In its natural state, “raw” or “sour” natural gas contains acid gases such as carbon dioxide (CO2) and hydrogen sulphide (H2S). The process to produce pipeline quality natural gas requires the removal of these naturally occurring gases, typically through a liquid absorption process. Conventional acid gas absorbing liquids commonly used in the industry include amine-based solutions, or liquid amine.
The chemical reactions between the amine solution and the acid gas are reversible, allowing for thermal regeneration of the “rich” amine solution to remove the CO2 and H2S. The regenerated “lean” amine solution is then reused for another acid gas absorption cycle. The thermal regeneration of the “rich” amine solution is the single most energy intensive step during the acid gas removal process.

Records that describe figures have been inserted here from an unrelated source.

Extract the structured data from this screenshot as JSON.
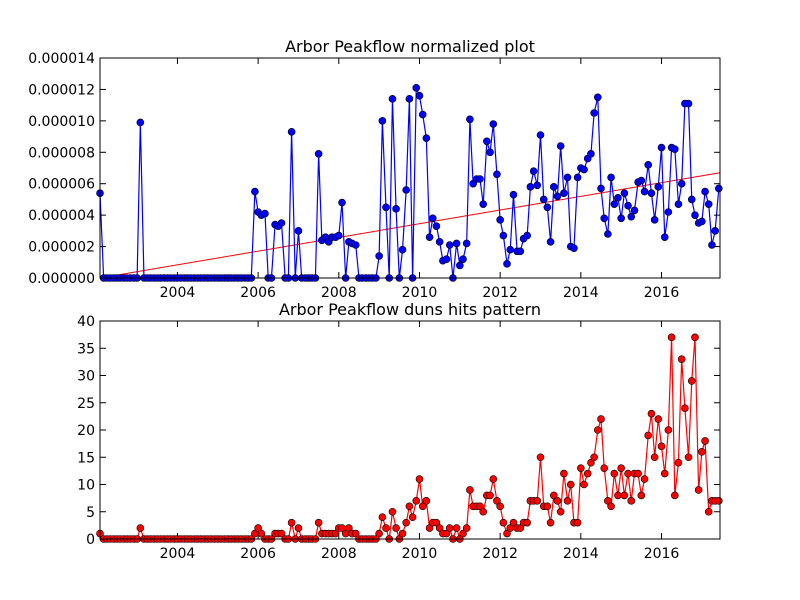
{
  "chart_data": [
    {
      "type": "line",
      "title": "Arbor Peakflow normalized plot",
      "color": "#0000ff",
      "x": [
        2002.08,
        2002.17,
        2002.25,
        2002.33,
        2002.42,
        2002.5,
        2002.58,
        2002.67,
        2002.75,
        2002.83,
        2002.92,
        2003,
        2003.08,
        2003.17,
        2003.25,
        2003.33,
        2003.42,
        2003.5,
        2003.58,
        2003.67,
        2003.75,
        2003.83,
        2003.92,
        2004,
        2004.08,
        2004.17,
        2004.25,
        2004.33,
        2004.42,
        2004.5,
        2004.58,
        2004.67,
        2004.75,
        2004.83,
        2004.92,
        2005,
        2005.08,
        2005.17,
        2005.25,
        2005.33,
        2005.42,
        2005.5,
        2005.58,
        2005.67,
        2005.75,
        2005.83,
        2005.92,
        2006,
        2006.08,
        2006.17,
        2006.25,
        2006.33,
        2006.42,
        2006.5,
        2006.58,
        2006.67,
        2006.75,
        2006.83,
        2006.92,
        2007,
        2007.08,
        2007.17,
        2007.25,
        2007.33,
        2007.42,
        2007.5,
        2007.58,
        2007.67,
        2007.75,
        2007.83,
        2007.92,
        2008,
        2008.08,
        2008.17,
        2008.25,
        2008.33,
        2008.42,
        2008.5,
        2008.58,
        2008.67,
        2008.75,
        2008.83,
        2008.92,
        2009,
        2009.08,
        2009.17,
        2009.25,
        2009.33,
        2009.42,
        2009.5,
        2009.58,
        2009.67,
        2009.75,
        2009.83,
        2009.92,
        2010,
        2010.08,
        2010.17,
        2010.25,
        2010.33,
        2010.42,
        2010.5,
        2010.58,
        2010.67,
        2010.75,
        2010.83,
        2010.92,
        2011,
        2011.08,
        2011.17,
        2011.25,
        2011.33,
        2011.42,
        2011.5,
        2011.58,
        2011.67,
        2011.75,
        2011.83,
        2011.92,
        2012,
        2012.08,
        2012.17,
        2012.25,
        2012.33,
        2012.42,
        2012.5,
        2012.58,
        2012.67,
        2012.75,
        2012.83,
        2012.92,
        2013,
        2013.08,
        2013.17,
        2013.25,
        2013.33,
        2013.42,
        2013.5,
        2013.58,
        2013.67,
        2013.75,
        2013.83,
        2013.92,
        2014,
        2014.08,
        2014.17,
        2014.25,
        2014.33,
        2014.42,
        2014.5,
        2014.58,
        2014.67,
        2014.75,
        2014.83,
        2014.92,
        2015,
        2015.08,
        2015.17,
        2015.25,
        2015.33,
        2015.42,
        2015.5,
        2015.58,
        2015.67,
        2015.75,
        2015.83,
        2015.92,
        2016,
        2016.08,
        2016.17,
        2016.25,
        2016.33,
        2016.42,
        2016.5,
        2016.58,
        2016.67,
        2016.75,
        2016.83,
        2016.92,
        2017,
        2017.08,
        2017.17,
        2017.25,
        2017.33,
        2017.42
      ],
      "values": [
        5.4e-06,
        0,
        0,
        0,
        0,
        0,
        0,
        0,
        0,
        0,
        0,
        0,
        9.9e-06,
        0,
        0,
        0,
        0,
        0,
        0,
        0,
        0,
        0,
        0,
        0,
        0,
        0,
        0,
        0,
        0,
        0,
        0,
        0,
        0,
        0,
        0,
        0,
        0,
        0,
        0,
        0,
        0,
        0,
        0,
        0,
        0,
        0,
        5.5e-06,
        4.2e-06,
        4e-06,
        4.1e-06,
        0,
        0,
        3.4e-06,
        3.3e-06,
        3.5e-06,
        0,
        0,
        9.3e-06,
        0,
        3e-06,
        0,
        0,
        0,
        0,
        0,
        7.9e-06,
        2.4e-06,
        2.6e-06,
        2.3e-06,
        2.6e-06,
        2.6e-06,
        2.7e-06,
        4.8e-06,
        0,
        2.3e-06,
        2.2e-06,
        2.1e-06,
        0,
        0,
        0,
        0,
        0,
        0,
        1.4e-06,
        1e-05,
        4.5e-06,
        0,
        1.14e-05,
        4.4e-06,
        0,
        1.8e-06,
        5.6e-06,
        1.14e-05,
        0,
        1.21e-05,
        1.16e-05,
        1.04e-05,
        8.9e-06,
        2.6e-06,
        3.8e-06,
        3.3e-06,
        2.3e-06,
        1.1e-06,
        1.2e-06,
        2.1e-06,
        0,
        2.2e-06,
        8e-07,
        1.2e-06,
        2.2e-06,
        1.01e-05,
        6e-06,
        6.3e-06,
        6.3e-06,
        4.7e-06,
        8.7e-06,
        8e-06,
        9.8e-06,
        6.6e-06,
        3.7e-06,
        2.7e-06,
        9e-07,
        1.8e-06,
        5.3e-06,
        1.7e-06,
        1.7e-06,
        2.5e-06,
        2.7e-06,
        5.8e-06,
        6.8e-06,
        5.9e-06,
        9.1e-06,
        5e-06,
        4.5e-06,
        2.3e-06,
        5.8e-06,
        5.2e-06,
        8.4e-06,
        5.4e-06,
        6.4e-06,
        2e-06,
        1.9e-06,
        6.4e-06,
        7e-06,
        6.9e-06,
        7.6e-06,
        7.9e-06,
        1.05e-05,
        1.15e-05,
        5.7e-06,
        3.8e-06,
        2.8e-06,
        6.4e-06,
        4.7e-06,
        5.1e-06,
        3.8e-06,
        5.4e-06,
        4.6e-06,
        3.9e-06,
        4.3e-06,
        6.1e-06,
        6.2e-06,
        5.5e-06,
        7.2e-06,
        5.4e-06,
        3.7e-06,
        5.8e-06,
        8.3e-06,
        2.6e-06,
        4.2e-06,
        8.3e-06,
        8.2e-06,
        4.7e-06,
        6e-06,
        1.11e-05,
        1.11e-05,
        5e-06,
        4e-06,
        3.5e-06,
        3.6e-06,
        5.5e-06,
        4.7e-06,
        2.1e-06,
        3e-06,
        5.7e-06
      ],
      "trendline": {
        "x": [
          2002.08,
          2017.45
        ],
        "values": [
          0,
          6.7e-06
        ],
        "color": "#ff0000"
      },
      "xlim": [
        2002.08,
        2017.45
      ],
      "xticks": [
        2004,
        2006,
        2008,
        2010,
        2012,
        2014,
        2016
      ],
      "ylim": [
        0,
        1.4e-05
      ],
      "yticks": [
        {
          "value": 0,
          "label": "0.000000"
        },
        2e-06,
        4e-06,
        6e-06,
        8e-06,
        {
          "value": 1e-05,
          "label": "0.000010"
        },
        1.2e-05,
        1.4e-05
      ]
    },
    {
      "type": "line",
      "title": "Arbor Peakflow duns hits pattern",
      "color": "#ff0000",
      "x": [
        2002.08,
        2002.17,
        2002.25,
        2002.33,
        2002.42,
        2002.5,
        2002.58,
        2002.67,
        2002.75,
        2002.83,
        2002.92,
        2003,
        2003.08,
        2003.17,
        2003.25,
        2003.33,
        2003.42,
        2003.5,
        2003.58,
        2003.67,
        2003.75,
        2003.83,
        2003.92,
        2004,
        2004.08,
        2004.17,
        2004.25,
        2004.33,
        2004.42,
        2004.5,
        2004.58,
        2004.67,
        2004.75,
        2004.83,
        2004.92,
        2005,
        2005.08,
        2005.17,
        2005.25,
        2005.33,
        2005.42,
        2005.5,
        2005.58,
        2005.67,
        2005.75,
        2005.83,
        2005.92,
        2006,
        2006.08,
        2006.17,
        2006.25,
        2006.33,
        2006.42,
        2006.5,
        2006.58,
        2006.67,
        2006.75,
        2006.83,
        2006.92,
        2007,
        2007.08,
        2007.17,
        2007.25,
        2007.33,
        2007.42,
        2007.5,
        2007.58,
        2007.67,
        2007.75,
        2007.83,
        2007.92,
        2008,
        2008.08,
        2008.17,
        2008.25,
        2008.33,
        2008.42,
        2008.5,
        2008.58,
        2008.67,
        2008.75,
        2008.83,
        2008.92,
        2009,
        2009.08,
        2009.17,
        2009.25,
        2009.33,
        2009.42,
        2009.5,
        2009.58,
        2009.67,
        2009.75,
        2009.83,
        2009.92,
        2010,
        2010.08,
        2010.17,
        2010.25,
        2010.33,
        2010.42,
        2010.5,
        2010.58,
        2010.67,
        2010.75,
        2010.83,
        2010.92,
        2011,
        2011.08,
        2011.17,
        2011.25,
        2011.33,
        2011.42,
        2011.5,
        2011.58,
        2011.67,
        2011.75,
        2011.83,
        2011.92,
        2012,
        2012.08,
        2012.17,
        2012.25,
        2012.33,
        2012.42,
        2012.5,
        2012.58,
        2012.67,
        2012.75,
        2012.83,
        2012.92,
        2013,
        2013.08,
        2013.17,
        2013.25,
        2013.33,
        2013.42,
        2013.5,
        2013.58,
        2013.67,
        2013.75,
        2013.83,
        2013.92,
        2014,
        2014.08,
        2014.17,
        2014.25,
        2014.33,
        2014.42,
        2014.5,
        2014.58,
        2014.67,
        2014.75,
        2014.83,
        2014.92,
        2015,
        2015.08,
        2015.17,
        2015.25,
        2015.33,
        2015.42,
        2015.5,
        2015.58,
        2015.67,
        2015.75,
        2015.83,
        2015.92,
        2016,
        2016.08,
        2016.17,
        2016.25,
        2016.33,
        2016.42,
        2016.5,
        2016.58,
        2016.67,
        2016.75,
        2016.83,
        2016.92,
        2017,
        2017.08,
        2017.17,
        2017.25,
        2017.33,
        2017.42
      ],
      "values": [
        1,
        0,
        0,
        0,
        0,
        0,
        0,
        0,
        0,
        0,
        0,
        0,
        2,
        0,
        0,
        0,
        0,
        0,
        0,
        0,
        0,
        0,
        0,
        0,
        0,
        0,
        0,
        0,
        0,
        0,
        0,
        0,
        0,
        0,
        0,
        0,
        0,
        0,
        0,
        0,
        0,
        0,
        0,
        0,
        0,
        0,
        1,
        2,
        1,
        0,
        0,
        0,
        1,
        1,
        1,
        0,
        0,
        3,
        0,
        2,
        0,
        0,
        0,
        0,
        0,
        3,
        1,
        1,
        1,
        1,
        1,
        2,
        2,
        1,
        2,
        1,
        1,
        0,
        0,
        0,
        0,
        0,
        0,
        1,
        4,
        2,
        0,
        5,
        2,
        0,
        1,
        3,
        6,
        4,
        7,
        11,
        6,
        7,
        2,
        3,
        3,
        2,
        1,
        1,
        2,
        0,
        2,
        0,
        1,
        2,
        9,
        6,
        6,
        6,
        5,
        8,
        8,
        11,
        7,
        6,
        3,
        1,
        2,
        3,
        2,
        2,
        3,
        3,
        7,
        7,
        7,
        15,
        6,
        6,
        3,
        8,
        7,
        5,
        12,
        7,
        10,
        3,
        3,
        13,
        10,
        12,
        14,
        15,
        20,
        22,
        13,
        7,
        6,
        12,
        8,
        13,
        8,
        12,
        7,
        12,
        12,
        8,
        11,
        19,
        23,
        15,
        22,
        17,
        12,
        20,
        37,
        8,
        14,
        33,
        24,
        15,
        29,
        37,
        9,
        16,
        18,
        5,
        7,
        7,
        7
      ],
      "xlim": [
        2002.08,
        2017.45
      ],
      "xticks": [
        2004,
        2006,
        2008,
        2010,
        2012,
        2014,
        2016
      ],
      "ylim": [
        0,
        40
      ],
      "yticks": [
        0,
        5,
        10,
        15,
        20,
        25,
        30,
        35,
        40
      ]
    }
  ]
}
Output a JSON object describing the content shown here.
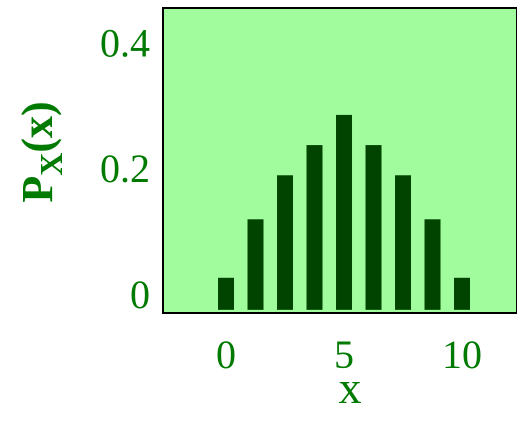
{
  "chart_data": {
    "type": "bar",
    "xlabel": "x",
    "ylabel": {
      "base": "P",
      "sub": "X",
      "rest": "(x)"
    },
    "x": [
      0,
      1.25,
      2.5,
      3.75,
      5,
      6.25,
      7.5,
      8.75,
      10
    ],
    "values": [
      0.051,
      0.144,
      0.214,
      0.262,
      0.31,
      0.262,
      0.214,
      0.144,
      0.051
    ],
    "color": "#004400",
    "background": "#a0fc9c",
    "xlim": [
      -2.67,
      12.33
    ],
    "xticks": [
      0,
      5,
      10
    ],
    "ylim": [
      -0.005,
      0.48
    ],
    "yticks": [
      0,
      0.2,
      0.4
    ]
  }
}
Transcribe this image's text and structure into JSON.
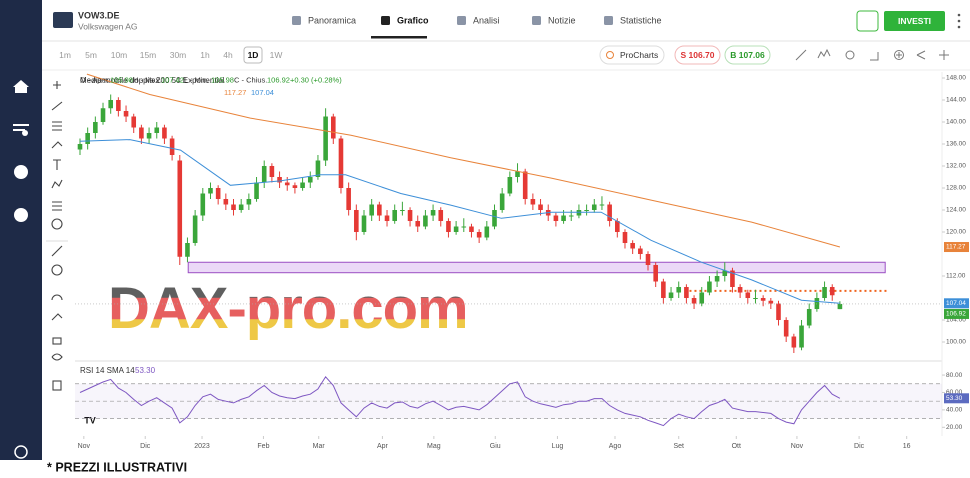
{
  "header": {
    "symbol": "VOW3.DE",
    "name": "Volkswagen AG",
    "tabs": [
      "Panoramica",
      "Grafico",
      "Analisi",
      "Notizie",
      "Statistiche"
    ],
    "active_tab": 1,
    "invest": "INVESTI"
  },
  "toolbar": {
    "timeframes": [
      "1m",
      "5m",
      "10m",
      "15m",
      "30m",
      "1h",
      "4h",
      "1D",
      "1W"
    ],
    "active_timeframe": 7,
    "procharts": "ProCharts",
    "sell": "S 106.70",
    "buy": "B 107.06"
  },
  "chart_data": {
    "type": "candlestick",
    "legend_labels": [
      "O - Aper.",
      "H - Max.",
      "L - Min.",
      "C - Chius."
    ],
    "change": "+0.30 (+0.28%)",
    "ma_legend": "Media mobile doppia 200 50 Exponential",
    "up_color": "#3aa63a",
    "down_color": "#e53935",
    "candles": [
      [
        135,
        137,
        134,
        136
      ],
      [
        136,
        139,
        135,
        138
      ],
      [
        138,
        141,
        137,
        140
      ],
      [
        140,
        143.5,
        139.5,
        142.5
      ],
      [
        142.5,
        145,
        141.5,
        144
      ],
      [
        144,
        144.5,
        141,
        142
      ],
      [
        142,
        143,
        140,
        141
      ],
      [
        141,
        141.5,
        138,
        139
      ],
      [
        139,
        139.5,
        136,
        137
      ],
      [
        137,
        139,
        136,
        138
      ],
      [
        138,
        140,
        137,
        139
      ],
      [
        139,
        139.5,
        136,
        137
      ],
      [
        137,
        137.5,
        133,
        134
      ],
      [
        133,
        134,
        114,
        115.5
      ],
      [
        115.5,
        119,
        114.5,
        118
      ],
      [
        118,
        124,
        117.5,
        123
      ],
      [
        123,
        128,
        122,
        127
      ],
      [
        127,
        129,
        126,
        128
      ],
      [
        128,
        128.5,
        125,
        126
      ],
      [
        126,
        127,
        124,
        125
      ],
      [
        125,
        126,
        123,
        124
      ],
      [
        124,
        126,
        123.5,
        125
      ],
      [
        125,
        127,
        124,
        126
      ],
      [
        126,
        130,
        125.5,
        129
      ],
      [
        129,
        133,
        128,
        132
      ],
      [
        132,
        132.5,
        129,
        130
      ],
      [
        130,
        131,
        128,
        129
      ],
      [
        129,
        130,
        127.5,
        128.5
      ],
      [
        128.5,
        129,
        127,
        128
      ],
      [
        128,
        130,
        127.5,
        129
      ],
      [
        129,
        131,
        128,
        130
      ],
      [
        130,
        134,
        129.5,
        133
      ],
      [
        133,
        142.5,
        132,
        141
      ],
      [
        141,
        141.5,
        136,
        137
      ],
      [
        137,
        137.5,
        127,
        128
      ],
      [
        128,
        129,
        123,
        124
      ],
      [
        124,
        125,
        118.5,
        120
      ],
      [
        120,
        124,
        119.5,
        123
      ],
      [
        123,
        126,
        122,
        125
      ],
      [
        125,
        125.5,
        122,
        123
      ],
      [
        123,
        124,
        121,
        122
      ],
      [
        122,
        125,
        121.5,
        124
      ],
      [
        124,
        125.5,
        123,
        124
      ],
      [
        124,
        124.5,
        121,
        122
      ],
      [
        122,
        123,
        120,
        121
      ],
      [
        121,
        124,
        120.5,
        123
      ],
      [
        123,
        125,
        122,
        124
      ],
      [
        124,
        124.5,
        121,
        122
      ],
      [
        122,
        122.5,
        119,
        120
      ],
      [
        120,
        122,
        119.5,
        121
      ],
      [
        121,
        122.5,
        120,
        121
      ],
      [
        121,
        121.5,
        119,
        120
      ],
      [
        120,
        120.5,
        118,
        119
      ],
      [
        119,
        122,
        118.5,
        121
      ],
      [
        121,
        125,
        120.5,
        124
      ],
      [
        124,
        128,
        123.5,
        127
      ],
      [
        127,
        131,
        126.5,
        130
      ],
      [
        130,
        132.5,
        129,
        131
      ],
      [
        131,
        131.5,
        125,
        126
      ],
      [
        126,
        127,
        124,
        125
      ],
      [
        125,
        126,
        123,
        124
      ],
      [
        124,
        125,
        122,
        123
      ],
      [
        123,
        123.5,
        121,
        122
      ],
      [
        122,
        124,
        121.5,
        123
      ],
      [
        123,
        124,
        122,
        123
      ],
      [
        123,
        125,
        122.5,
        124
      ],
      [
        124,
        125,
        123,
        124
      ],
      [
        124,
        126,
        123.5,
        125
      ],
      [
        125,
        126.5,
        124,
        125
      ],
      [
        125,
        125.5,
        121,
        122
      ],
      [
        122,
        122.5,
        119,
        120
      ],
      [
        120,
        120.5,
        117,
        118
      ],
      [
        118,
        118.5,
        116,
        117
      ],
      [
        117,
        117.5,
        115,
        116
      ],
      [
        116,
        116.5,
        113,
        114
      ],
      [
        114,
        114.5,
        110,
        111
      ],
      [
        111,
        111.5,
        107,
        108
      ],
      [
        108,
        110,
        107.5,
        109
      ],
      [
        109,
        111,
        108,
        110
      ],
      [
        110,
        110.5,
        107,
        108
      ],
      [
        108,
        108.5,
        106,
        107
      ],
      [
        107,
        110,
        106.5,
        109
      ],
      [
        109,
        112,
        108.5,
        111
      ],
      [
        111,
        113,
        110,
        112
      ],
      [
        112,
        114.5,
        111,
        113
      ],
      [
        113,
        113.5,
        109,
        110
      ],
      [
        110,
        110.5,
        108,
        109
      ],
      [
        109,
        109.5,
        107,
        108
      ],
      [
        108,
        109.5,
        107,
        108
      ],
      [
        108,
        108.5,
        106.5,
        107.5
      ],
      [
        107.5,
        108,
        106,
        107
      ],
      [
        107,
        107.5,
        103,
        104
      ],
      [
        104,
        104.5,
        100,
        101
      ],
      [
        101,
        101.5,
        98,
        99
      ],
      [
        99,
        104,
        98.5,
        103
      ],
      [
        103,
        107,
        102.5,
        106
      ],
      [
        106,
        109,
        105.5,
        108
      ],
      [
        108,
        111,
        107.5,
        110
      ],
      [
        110,
        110.5,
        107.5,
        108.5
      ],
      [
        105.98,
        107.42,
        105.98,
        106.92
      ]
    ],
    "ma": [
      {
        "color": "#e8833a",
        "x": [
          0.9,
          9.1,
          22.2,
          35.3,
          48.3,
          61.4,
          74.4,
          87.5,
          99
        ],
        "values": [
          148.7,
          145,
          140.7,
          137.6,
          133.5,
          129.8,
          125.8,
          121.8,
          117.27
        ]
      },
      {
        "color": "#3d8fd8",
        "x": [
          0,
          6.5,
          13.1,
          19.6,
          26.1,
          31.3,
          34.6,
          41.8,
          48.3,
          54.9,
          61.4,
          67.9,
          74.4,
          81,
          87.5,
          94,
          99
        ],
        "values": [
          136.5,
          136.8,
          134.9,
          128.5,
          129.3,
          130.4,
          130.4,
          127,
          124.9,
          122.5,
          123.6,
          123.6,
          118.5,
          114.5,
          111.3,
          107.6,
          107.04
        ]
      }
    ],
    "zone": {
      "x": [
        14.1,
        104.9
      ],
      "y": [
        112.6,
        114.5
      ]
    },
    "support": {
      "x": [
        79.4,
        105.1
      ],
      "value": 109.3
    },
    "xlim": [
      -0.65,
      112.3
    ],
    "ylim": [
      96.73,
      149.09
    ],
    "xticks": [
      {
        "value": 0.5,
        "label": "Nov"
      },
      {
        "value": 8.5,
        "label": "Dic"
      },
      {
        "value": 15.9,
        "label": "2023"
      },
      {
        "value": 23.9,
        "label": "Feb"
      },
      {
        "value": 31.1,
        "label": "Mar"
      },
      {
        "value": 39.4,
        "label": "Apr"
      },
      {
        "value": 46.1,
        "label": "Mag"
      },
      {
        "value": 54.1,
        "label": "Giu"
      },
      {
        "value": 62.2,
        "label": "Lug"
      },
      {
        "value": 69.7,
        "label": "Ago"
      },
      {
        "value": 78,
        "label": "Set"
      },
      {
        "value": 85.5,
        "label": "Ott"
      },
      {
        "value": 93.4,
        "label": "Nov"
      },
      {
        "value": 101.5,
        "label": "Dic"
      },
      {
        "value": 107.7,
        "label": "16"
      }
    ],
    "yticks": [
      {
        "value": 100,
        "label": "100.00"
      },
      {
        "value": 104,
        "label": "104.00"
      },
      {
        "value": 112,
        "label": "112.00"
      },
      {
        "value": 120,
        "label": "120.00"
      },
      {
        "value": 124,
        "label": "124.00"
      },
      {
        "value": 128,
        "label": "128.00"
      },
      {
        "value": 132,
        "label": "132.00"
      },
      {
        "value": 136,
        "label": "136.00"
      },
      {
        "value": 140,
        "label": "140.00"
      },
      {
        "value": 144,
        "label": "144.00"
      },
      {
        "value": 148,
        "label": "148.00"
      }
    ],
    "rsi": {
      "label": "RSI 14 SMA 14",
      "color": "#7e57c2",
      "last_label": "53.30",
      "ylim": [
        10,
        95
      ],
      "bands": [
        70,
        50,
        30
      ],
      "yticks": [
        {
          "value": 20,
          "label": "20.00"
        },
        {
          "value": 40,
          "label": "40.00"
        },
        {
          "value": 60,
          "label": "60.00"
        },
        {
          "value": 80,
          "label": "80.00"
        }
      ],
      "values": [
        60,
        64,
        68,
        72,
        75,
        65,
        60,
        52,
        45,
        50,
        54,
        48,
        42,
        25,
        32,
        45,
        55,
        58,
        52,
        50,
        48,
        52,
        55,
        62,
        68,
        60,
        56,
        54,
        53,
        56,
        58,
        64,
        78,
        68,
        48,
        40,
        32,
        42,
        48,
        44,
        42,
        48,
        49,
        44,
        42,
        47,
        50,
        45,
        40,
        43,
        44,
        42,
        40,
        46,
        54,
        62,
        70,
        72,
        55,
        50,
        47,
        45,
        43,
        46,
        47,
        50,
        50,
        53,
        53,
        45,
        40,
        36,
        34,
        32,
        28,
        25,
        22,
        30,
        35,
        32,
        30,
        38,
        45,
        48,
        52,
        42,
        40,
        38,
        38,
        37,
        36,
        30,
        26,
        24,
        40,
        50,
        60,
        68,
        58,
        53.3
      ]
    },
    "watermark": "DAX-pro.com"
  },
  "footer": "* PREZZI ILLUSTRATIVI"
}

Gas processing plants do not currently have a means of continuously measuring the acid gas concentrations in the loaded (rich) and the regenerated (lean) absorbing liquid. The acid gas (CO2 and H2S) loading of the absorbing liquid during the process is conventionally determined manually by a plant operator based on lab titration. In most cases, an excess amount of energy is used to regenerate the absorbing liquid in order to meet pipeline gas specifications. As a result, the absorbing liquid circulation rate and thermal regeneration temperatures are operated with a wide margin and are not optimized. The ability to measure the absorbing liquid acid concentration continuously, especially for the regenerated lean liquid, would be useful to the natural gas processing industry.
The inventors have identified that Raman spectroscopy can be used to measure the acid gas loading of the liquid absorption process. Raman spectroscopy is a spectroscopic method to study the chemical components in gas, liquid or solid state phases through the vibration or rotation of a molecule. Raman spectroscopy is commonly used to characterize chemical components by providing a fingerprint by which the molecule can be identified. Typically, a sample is illuminated with a light source in which the light is collected with a lens and sent through a monochromator. Wavelengths close to the laser line (due to elastic Rayleigh scattering) are filtered out and those in a certain spectral window away from the laser line are dispersed onto a detector. Spontaneous Raman scattering is typically very weak and, as a result, the main historical difficulty of employing Raman spectroscopy has been separating the weak inelastic ally scattered light from the intense Rayleigh scattered laser light. A Raman spectrometer consists of three main parts: a light source, a spectrograph and a detector.
The inventors are not aware of any previous application of Raman spectroscopy to the measurement of acid gases in a basic solution, such as an amine solution used in a gas processing plant.